Ma non c’è alcun dubbio che Che Guevara è un uomo che sente un fortissimo senso di appartenenza al genere umano, all’umanità intera. Una sua frase è ripetuta nel libro: «Un uomo vero è colui che sente sul proprio viso lo schiaffo che un altro ha ricevuto sul suo viso». Frase che riecheggia chiaramente un principio evangelico e non poteva essere altrimenti, visto il peso della religione cattolica nella concezione latinoamericana della vita. Naturalmente il Che non è un credente, ma la sostanza della cultura latinoamericana non gli era estranea. Appunto in quel viaggio con Alberto Granado inizia il processo di coscientizzazione del Che. Coscientizzazione è una parola che ha coniato Paulo Freyre (concietização) il grande pedagogista brasiliano. Prendere coscienza significa prendere posizione, sapere chi si è e dove si è. Ricordo che giustizia per i greci antichi significava “il sapere l’essere delle cose”. Che Guevara si sa come uomo e, quindi, appartiene al genere umano. Con ciò, però Che Guevara dimostra che il capitalismo non rappresenta la natura umana, un altro uomo è possibile, un uomo nuovo. Molto acutamente Tutino sostiene che per il Che il rivoluzionario aveva il compito di assistere al parto di questo uomo nuovo, un uomo liberato (cfr. p. 105).
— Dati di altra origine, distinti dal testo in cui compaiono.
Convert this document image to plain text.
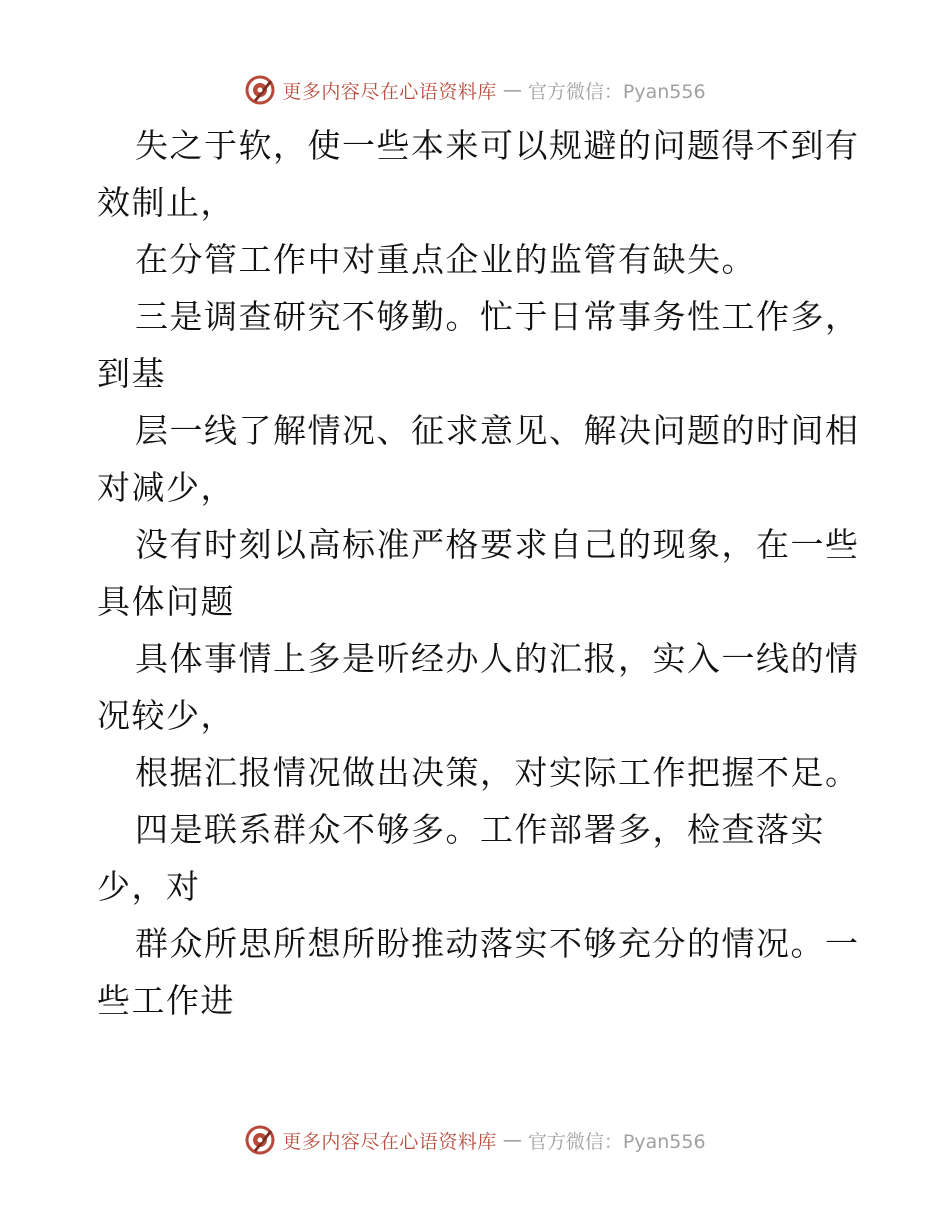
更多内容尽在心语资料库 — 官方微信：Pyan556
失之于软，使一些本来可以规避的问题得不到有
效制止，
在分管工作中对重点企业的监管有缺失。
三是调查研究不够勤。忙于日常事务性工作多，
到基
层一线了解情况、征求意见、解决问题的时间相
对减少，
没有时刻以高标准严格要求自己的现象，在一些
具体问题
具体事情上多是听经办人的汇报，实入一线的情
况较少，
根据汇报情况做出决策，对实际工作把握不足。
四是联系群众不够多。工作部署多，检查落实
少，对
群众所思所想所盼推动落实不够充分的情况。一
些工作进
更多内容尽在心语资料库 — 官方微信：Pyan556
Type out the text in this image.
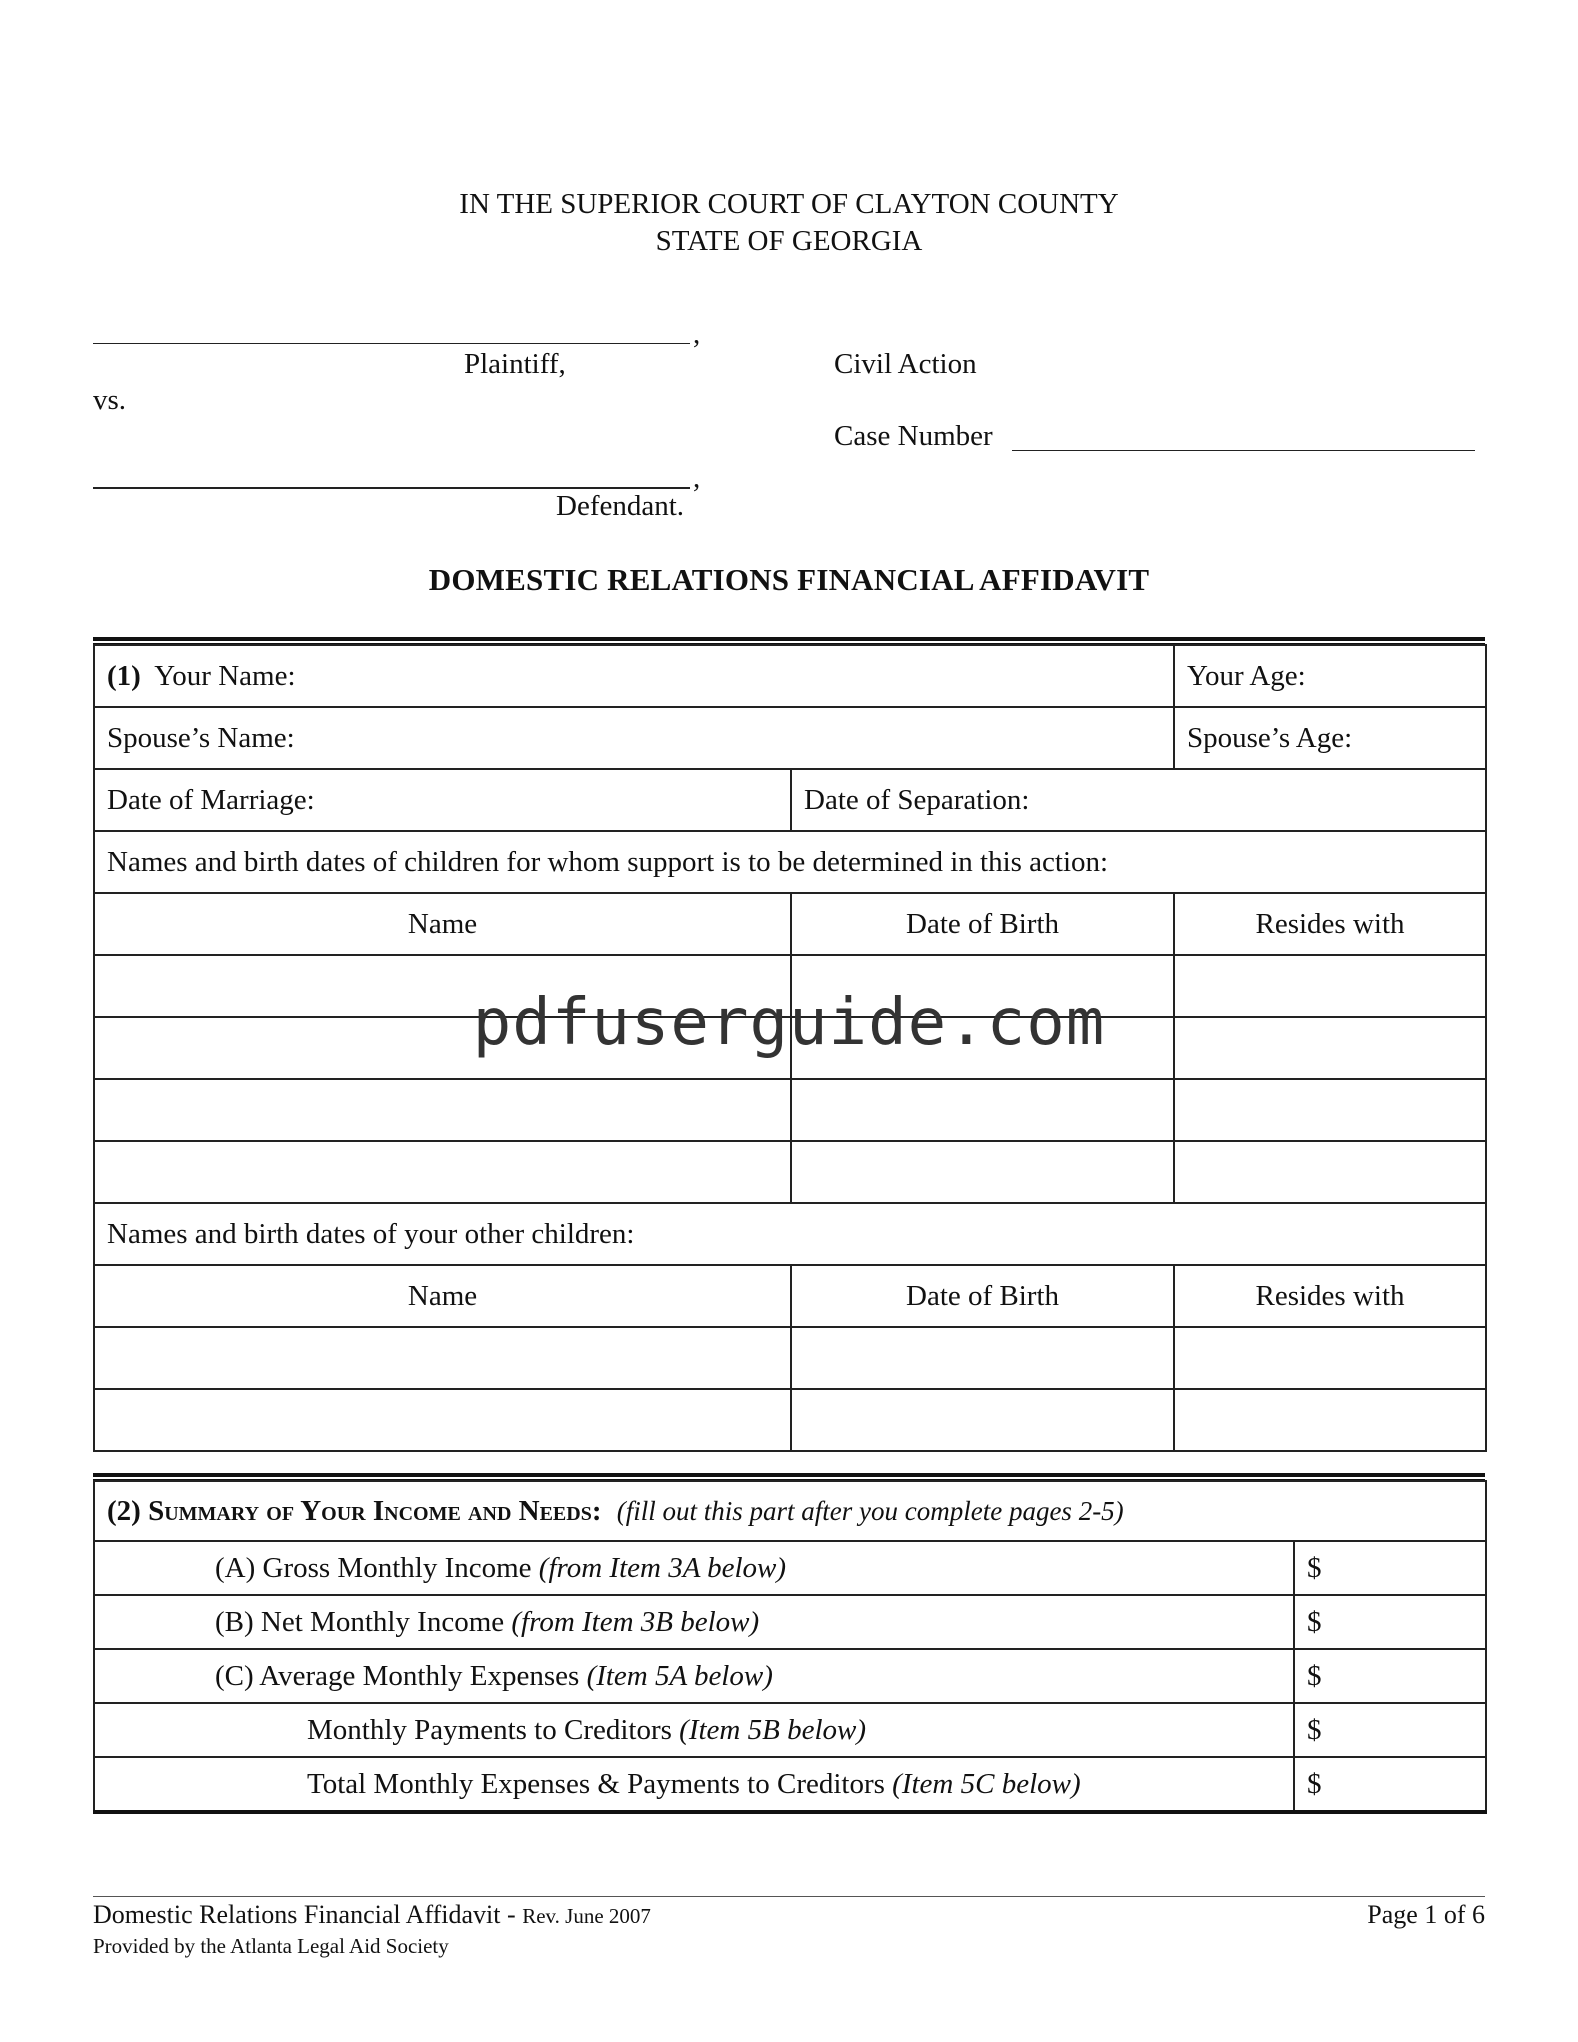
IN THE SUPERIOR COURT OF CLAYTON COUNTY
STATE OF GEORGIA
,
Plaintiff,
vs.
,
Defendant.
Civil Action
Case Number
DOMESTIC RELATIONS FINANCIAL AFFIDAVIT
(1) Your Name:		Your Age:
Spouse’s Name:		Spouse’s Age:
Date of Marriage:	Date of Separation:	
Names and birth dates of children for whom support is to be determined in this action:		
Name	Date of Birth	Resides with

Names and birth dates of your other children:		
Name	Date of Birth	Resides with

(2) Summary of Your Income and Needs: (fill out this part after you complete pages 2-5)	
(A) Gross Monthly Income (from Item 3A below)	$
(B) Net Monthly Income (from Item 3B below)	$
(C) Average Monthly Expenses (Item 5A below)	$
Monthly Payments to Creditors (Item 5B below)	$
Total Monthly Expenses & Payments to Creditors (Item 5C below)	$
pdfuserguide.com
Domestic Relations Financial Affidavit - Rev. June 2007	Page 1 of 6
Provided by the Atlanta Legal Aid Society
Che Guevara, quindi, assume una coscienza latinoamericana, una coscienza specifica. Dubito molto della veridicità dell’affermazione di Hobsbawm: «La logica rivoluzionaria avrebbe funzionato in America latina, Russia, Cina» (p. 78). Non credo che Hobsbawm pensi che la logica rivoluzionaria avrebbe funzionato alla stessa maniera in tre realtà così diverse. Forse la sua è un’affermazione superficiale, veloce, dettata dalla scrittura rapida. Hobsbawm poi mette insieme altri due fattori che caratterizzano il Che: il coraggio suicida –Massari parla di una tendenza alla morte- e l’organizzazione bolscevica. Hobsbawm non si può rendere conto che quel coraggio suicida è un aspetto della presa di coscienza latinoamericana, perché quel coraggio suicida viene dalla disperazione degli indios. Massari ricorda quanto profondo fu l’interesse del Che verso gli indios, interesse che lo introdusse all’indigenismo (cfr. p. 124). Corrente culturale particolarmente forte in Perù, dove il Che soggiornò relativamente a lungo e dove probabilmente ebbe i primi contatti con il pensiero di Gramsci.

La scelta morale, il fondamento morale, è unito –come abbiamo sentito- all’incentivo materiale, quindi vita spirituale e vita materiale formano un unico complesso, dove «la base economica adottata ha compiuto il suo lavoro di scavo sullo sviluppo della coscienza» (p. 166), dice il Che a proposito della formazione dell’uomo nuovo a Cuba. Per questo motivo «Cuba era l’avanguardia di un America latina liberata» (p. 177). Si può riconoscere in questa frase un’impostazione marxista, anche un po’ schematica (cfr. Santucci, p. 62). Ma il passaggio da una conoscenza dogmatica del marxismo, tipica degli anni argentini, è determinato dalla presa di coscienza latinoamericana. Però rimangono elementi di una qualche originalità nella sua fase marxista dogmatica. Ad esempio considera la pianificazione una razionalizzazione (cfr. Massari, p. 134), identificazione che non era in linea con i principi dello stalinismo, concezione politica che non ammetteva deviazioni. Poi aveva una profonda fede nello sviluppo tecnologico che permettesse di superare l’alienazione. È noto che l’alienazione del lavoro nello stalinismo non fu affatto un problema risolto.

Il libro, in definitiva, ci offre un’immagine del Che variegata, così riesce a riprodurre una personalità eccezionale, unica e irripetibile, certamente il miglior prodotto di una cultura, la latinoamericana, che è, a sua volta, la sintesi variegata delle culture europea, india e africana. Questa sintesi ha caratterizzato la personalità del Che e ne ha fatto un uomo eccezionale, dotata di un’umanità esemplare, che si è sacrificato proprio in nome della sua umanità.

                                                          

 

[1] Che Guevara chi?, a cura di Lelio La Porta, Roma. Bordeaux, 2017, pp. 181.